Cruise lines seem to have abandoned their cautious approach to ordering new ships this summer as the cruise orderbook has achieved record level, with the sector hoping to take advantage of the mobility of its assets to tap the enormous potential in emerging markets, according London-based industry analyst Clarksons Research.
Since the start of last year, 24 firm orders for new vessels, including 15 with capacity in excess of 3,000 passenger berths, have been recorded. The order book now consists of 41 vessels with a combined berth capacity of 120,664, equivalent to 25% of the current fleet.
In the 3,000+ berth sector the orderbook is equivalent to 73% of the current fleet.
According to Clarksons, the continued focus on “mega” cruise ships is evident from the orders noted so far this year.

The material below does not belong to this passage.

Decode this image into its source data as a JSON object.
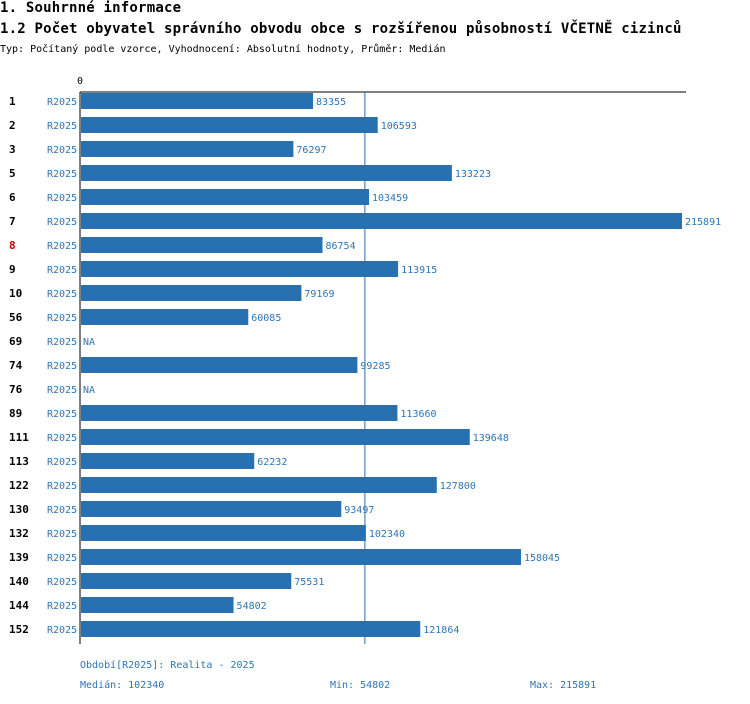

Namely, Royal Caribbean has ordered another Quantum-Class, 4,200 passenger ship for delivery in 2019. Elsewhere, Carnival Corporation has firmed the first four of a previously announced plan for a nine-ship order.
“These will be the largest ships contracted by Carnival at 180,000 GT, and while not as large as the Royal Caribbean Oasis-Class ships (225,000 GT), they will have a higher total passenger capacity (6,600), giving Carnival at least a claim to having the largest cruise ships afloat,” Clarksons said.
In the past 20 years, there have three distinct phases of expansion, with the orderbook exceeding 100,000 berths in early 2001, in 2007-08 and again in 2015. The two previous peaks were followed by a sharp drop as investment in new vessels was abruptly cut off by economic slowdown in the established key markets in North America and Europe.
In the short-term, Clarksons expects the performance of the cruise sector to remain closely linked to that of the major “western” economies. Last year North American and European passengers accounted for 55% and 29% of the global market of 22 million respectively; these markets will continue to exert an important influence.
However, the outlook may be shaped by developments further east. Thus far, relatively few of Asia’s rapidly growing middle class have been exposed to cruises, but the cruise lines believe they can develop significant demand growth in this region.
In 2015 the number of mainland Chinese tourists cruising is expected to pass 1 million for the first time, and according to industry sources in 2014 the number of cruises based at a Chinese ‘home port’ grew by 9% y-o-y to 366, while another 100 cruises called at a Chinese port (up 41%).
“So, the cruise sector once again seems to be in rapid expansion mode. This time, the question is whether the establishment of new Chinese brands, the deployment of vessels specifically designed for Chinese operation and further investment in Asian cruise ports could drive a more sustained phase of ship investment,” Clarksons adds.